Feldman recalled one incident, where a moderator, in the process of asking a question of Abulhawa, described Israel as an apartheid state.

“I’m glad you described it that way. Apartheid doesn’t even begin to describe what Israel is,” Feldman quoted Abulhawa as saying in response.

“In all these talks there was a clear implication that the Palestinians were indigenous to the land and the Jews have no connection there, they’re European colonialists. It was totally disconnected from reality,” said Feldman, asserting that no one in the crowd objected to any of the comments throughout the five days of the festival.

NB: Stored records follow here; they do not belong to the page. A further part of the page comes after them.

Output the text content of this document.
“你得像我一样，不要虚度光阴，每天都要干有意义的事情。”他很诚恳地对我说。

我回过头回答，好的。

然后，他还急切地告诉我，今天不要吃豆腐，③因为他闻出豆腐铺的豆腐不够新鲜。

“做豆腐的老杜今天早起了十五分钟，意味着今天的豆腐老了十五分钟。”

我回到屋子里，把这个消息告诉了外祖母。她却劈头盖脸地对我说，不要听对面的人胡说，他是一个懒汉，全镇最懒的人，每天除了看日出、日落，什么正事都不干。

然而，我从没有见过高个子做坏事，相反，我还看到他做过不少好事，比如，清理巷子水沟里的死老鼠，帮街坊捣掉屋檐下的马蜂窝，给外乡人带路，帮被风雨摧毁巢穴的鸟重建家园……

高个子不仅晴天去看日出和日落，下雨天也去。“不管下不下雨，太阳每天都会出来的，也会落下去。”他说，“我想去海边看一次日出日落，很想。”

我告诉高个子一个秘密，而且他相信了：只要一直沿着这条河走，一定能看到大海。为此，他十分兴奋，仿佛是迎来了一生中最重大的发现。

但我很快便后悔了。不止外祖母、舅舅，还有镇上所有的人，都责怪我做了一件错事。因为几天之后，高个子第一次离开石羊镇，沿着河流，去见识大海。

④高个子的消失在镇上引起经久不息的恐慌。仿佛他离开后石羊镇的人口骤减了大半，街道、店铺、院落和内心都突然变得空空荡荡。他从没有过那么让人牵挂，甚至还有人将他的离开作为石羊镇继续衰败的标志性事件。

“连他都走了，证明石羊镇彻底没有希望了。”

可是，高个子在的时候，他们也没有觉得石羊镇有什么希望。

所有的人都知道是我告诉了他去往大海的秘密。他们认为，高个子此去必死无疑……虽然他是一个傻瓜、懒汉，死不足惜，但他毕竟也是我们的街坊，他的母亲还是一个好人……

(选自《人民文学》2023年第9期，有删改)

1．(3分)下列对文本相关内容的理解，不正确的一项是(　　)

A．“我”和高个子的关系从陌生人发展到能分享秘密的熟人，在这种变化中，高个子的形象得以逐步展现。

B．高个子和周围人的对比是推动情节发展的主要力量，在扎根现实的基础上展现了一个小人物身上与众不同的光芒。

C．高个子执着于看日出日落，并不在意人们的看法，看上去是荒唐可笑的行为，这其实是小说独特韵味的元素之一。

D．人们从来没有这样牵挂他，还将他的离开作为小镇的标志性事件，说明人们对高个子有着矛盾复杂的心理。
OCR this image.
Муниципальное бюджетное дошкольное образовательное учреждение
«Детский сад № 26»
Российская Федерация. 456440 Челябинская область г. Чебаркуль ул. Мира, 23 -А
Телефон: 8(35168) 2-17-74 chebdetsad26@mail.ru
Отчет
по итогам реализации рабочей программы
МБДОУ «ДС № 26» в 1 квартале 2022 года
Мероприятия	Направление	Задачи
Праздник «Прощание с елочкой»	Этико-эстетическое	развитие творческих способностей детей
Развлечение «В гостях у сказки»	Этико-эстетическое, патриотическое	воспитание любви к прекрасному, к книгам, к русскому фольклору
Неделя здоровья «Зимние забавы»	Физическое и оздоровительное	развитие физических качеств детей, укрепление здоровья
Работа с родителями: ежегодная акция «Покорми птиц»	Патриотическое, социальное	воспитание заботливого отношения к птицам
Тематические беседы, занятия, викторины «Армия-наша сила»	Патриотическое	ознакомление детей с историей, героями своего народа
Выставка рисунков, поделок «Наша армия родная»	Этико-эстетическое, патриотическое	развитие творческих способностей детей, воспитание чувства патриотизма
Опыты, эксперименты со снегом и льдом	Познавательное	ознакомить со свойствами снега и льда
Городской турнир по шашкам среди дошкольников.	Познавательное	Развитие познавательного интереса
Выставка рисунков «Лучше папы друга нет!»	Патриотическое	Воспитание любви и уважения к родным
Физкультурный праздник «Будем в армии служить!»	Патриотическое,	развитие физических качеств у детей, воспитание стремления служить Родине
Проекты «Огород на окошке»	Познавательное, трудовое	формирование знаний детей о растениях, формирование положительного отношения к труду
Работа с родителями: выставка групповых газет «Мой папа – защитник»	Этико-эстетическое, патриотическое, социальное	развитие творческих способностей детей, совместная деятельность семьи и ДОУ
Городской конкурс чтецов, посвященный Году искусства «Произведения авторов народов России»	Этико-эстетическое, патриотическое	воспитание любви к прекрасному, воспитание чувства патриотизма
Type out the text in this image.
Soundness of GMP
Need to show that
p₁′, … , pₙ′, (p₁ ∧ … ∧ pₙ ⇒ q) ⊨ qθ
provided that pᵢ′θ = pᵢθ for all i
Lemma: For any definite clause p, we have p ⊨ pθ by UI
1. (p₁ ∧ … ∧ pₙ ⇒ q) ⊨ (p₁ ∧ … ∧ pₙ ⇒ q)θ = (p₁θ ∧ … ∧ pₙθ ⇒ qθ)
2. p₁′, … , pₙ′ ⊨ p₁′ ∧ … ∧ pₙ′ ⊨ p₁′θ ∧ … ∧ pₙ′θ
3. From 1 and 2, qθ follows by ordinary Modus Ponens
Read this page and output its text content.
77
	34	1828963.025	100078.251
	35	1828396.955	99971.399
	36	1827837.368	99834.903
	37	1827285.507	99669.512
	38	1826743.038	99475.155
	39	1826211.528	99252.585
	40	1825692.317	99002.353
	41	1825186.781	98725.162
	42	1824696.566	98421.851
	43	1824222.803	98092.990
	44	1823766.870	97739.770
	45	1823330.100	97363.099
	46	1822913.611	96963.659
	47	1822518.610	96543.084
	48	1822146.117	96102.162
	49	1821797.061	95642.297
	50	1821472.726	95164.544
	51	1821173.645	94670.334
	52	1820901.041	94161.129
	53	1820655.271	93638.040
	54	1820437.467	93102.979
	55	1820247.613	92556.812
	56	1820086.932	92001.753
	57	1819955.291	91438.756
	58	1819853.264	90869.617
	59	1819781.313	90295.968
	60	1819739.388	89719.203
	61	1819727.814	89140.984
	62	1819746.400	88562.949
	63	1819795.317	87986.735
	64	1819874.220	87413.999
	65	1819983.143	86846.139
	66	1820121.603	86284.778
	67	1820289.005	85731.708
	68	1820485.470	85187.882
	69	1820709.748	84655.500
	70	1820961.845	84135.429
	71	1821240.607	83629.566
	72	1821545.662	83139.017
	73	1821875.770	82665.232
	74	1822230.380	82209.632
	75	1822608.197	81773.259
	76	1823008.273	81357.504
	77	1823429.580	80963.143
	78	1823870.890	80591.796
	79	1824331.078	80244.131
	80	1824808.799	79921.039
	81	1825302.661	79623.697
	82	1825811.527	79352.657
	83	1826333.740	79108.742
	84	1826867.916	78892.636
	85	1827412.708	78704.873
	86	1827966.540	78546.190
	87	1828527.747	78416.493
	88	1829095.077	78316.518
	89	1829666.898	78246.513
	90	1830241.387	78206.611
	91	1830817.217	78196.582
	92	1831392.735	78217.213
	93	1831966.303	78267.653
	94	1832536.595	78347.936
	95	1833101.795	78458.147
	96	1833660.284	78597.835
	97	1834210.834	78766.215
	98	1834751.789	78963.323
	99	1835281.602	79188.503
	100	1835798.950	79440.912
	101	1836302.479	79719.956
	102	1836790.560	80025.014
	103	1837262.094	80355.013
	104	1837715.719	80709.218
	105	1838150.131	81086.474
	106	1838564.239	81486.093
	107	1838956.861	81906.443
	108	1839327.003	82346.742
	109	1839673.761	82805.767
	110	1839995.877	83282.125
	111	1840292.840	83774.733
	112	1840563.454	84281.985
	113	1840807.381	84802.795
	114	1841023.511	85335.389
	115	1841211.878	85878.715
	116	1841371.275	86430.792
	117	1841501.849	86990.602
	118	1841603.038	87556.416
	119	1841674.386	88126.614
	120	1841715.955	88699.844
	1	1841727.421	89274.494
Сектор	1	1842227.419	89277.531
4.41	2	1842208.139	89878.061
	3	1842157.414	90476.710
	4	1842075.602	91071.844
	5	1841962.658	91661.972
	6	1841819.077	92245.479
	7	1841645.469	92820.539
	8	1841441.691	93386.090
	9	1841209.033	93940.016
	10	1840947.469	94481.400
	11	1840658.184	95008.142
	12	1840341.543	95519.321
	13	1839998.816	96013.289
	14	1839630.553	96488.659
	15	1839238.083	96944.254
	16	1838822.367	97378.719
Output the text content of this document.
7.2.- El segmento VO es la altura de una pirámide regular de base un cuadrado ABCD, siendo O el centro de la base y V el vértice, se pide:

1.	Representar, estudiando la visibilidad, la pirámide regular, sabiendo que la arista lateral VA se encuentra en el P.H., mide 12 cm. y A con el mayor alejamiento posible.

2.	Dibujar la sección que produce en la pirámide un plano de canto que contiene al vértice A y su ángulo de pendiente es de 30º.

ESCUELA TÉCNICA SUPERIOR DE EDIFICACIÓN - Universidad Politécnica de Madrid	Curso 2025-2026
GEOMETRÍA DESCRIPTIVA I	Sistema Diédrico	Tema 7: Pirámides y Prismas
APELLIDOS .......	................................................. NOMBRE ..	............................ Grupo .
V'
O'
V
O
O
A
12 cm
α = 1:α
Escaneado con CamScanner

Caroline Overington, a reporter for The Australian newspaper who also attended the festival, wrote: “Words like pogrom, massacre and apartheid were used, and there was nobody to object. Nobody talked about Israelis being blown up on buses or knifed in the street; nobody talked about suicide bombings that killed thousands of Jews in Israel before the controversial wall went up. Israel was the villain.”

“[Moderator] Sophie McNeill didn’t pretend to be impartial. She told the audience the organization she represents, Human Rights Watch, considered Israel guilty of apartheid,” she said.

McNeill, a former Middle East correspondent for the Australian government broadcaster, was persistently accused of harboring anti-Israel bias in her reporting of the Israeli-Palestinian conflict.